|
From: Subhankar G. <sg...@ca...> - 2007-03-12 14:27:50
|
Ashley, Thanks for your reply. > Are you using mpd (the mpich2 default) as your job launcher or some > other program? If you are using mpd is it installed as yourself or > root, I know it's possible to do either. Also, can you run the program > normally and have a look at the process list when it's running, what > is the ppid of the child process(c) and can you trace this back to > the parent(p) or does it trace back to the mpd ring? Yes, I'm using mpd as the job launcher.

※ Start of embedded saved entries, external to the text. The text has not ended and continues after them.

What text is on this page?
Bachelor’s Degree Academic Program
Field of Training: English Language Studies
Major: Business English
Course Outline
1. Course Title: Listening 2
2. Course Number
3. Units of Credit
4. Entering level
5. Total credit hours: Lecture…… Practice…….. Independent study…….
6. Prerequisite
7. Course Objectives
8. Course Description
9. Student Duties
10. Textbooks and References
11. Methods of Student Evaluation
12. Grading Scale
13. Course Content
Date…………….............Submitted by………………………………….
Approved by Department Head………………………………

Probably for this reason ppid of process 'c' is mpd, ie it's tracing back to the mpd ring rather than the parent process 'p'. BTW, is there any other free tool I can use to detect memory error in child process 'c'? Regards, Subhankar On Fri, 09 Mar 2007 13:29:33 +0000, Ashley Pittman wrote > On Fri, 2007-03-09 at 18:45 +0530, Subhankar Ghosh wrote: > > Dear All, > > > > I'm trying to detect memory error in a child process(c) in my MPICH2 > > application. This child process is being generated my calling > > MPI::Comm_spawn() from parent(p). The command line I'm using: > > > > >mpiexec -l -n 1 valgrind --trace-children=yes --log=file=vgnd.log p <cmdline > > option to p> > > > > But no logfile is created for child process 'c' by valgrind. > > > > Am I missing anything? > > Sabhankar, > > It's a interesting problem, what you have done at least looks right but > there are a number of caveats and the devil is in the detail with MPI > implementations. Comm_spawn() will probably launch mpiexec to start > the new processes and as mpiexec is likely a suid program valgrind won't > trace it :( > > Are you using mpd (the mpich2 default) as your job launcher or some > other program? If you are using mpd is it installed as yourself or > root, I know it's possible to do either. Also, can you run the program > normally and have a look at the process list when it's running, what > is the ppid of the child process(c) and can you trace this back to > the parent(p) or does it trace back to the mpd ring? > > I suspect that getting this to work might require modifications to > MPICH2 itself although they should be fairly minor, I expect I can knock > up a patch in a hour or two if I'm right about the problem although I'm > very busy currently. > > Ashley, |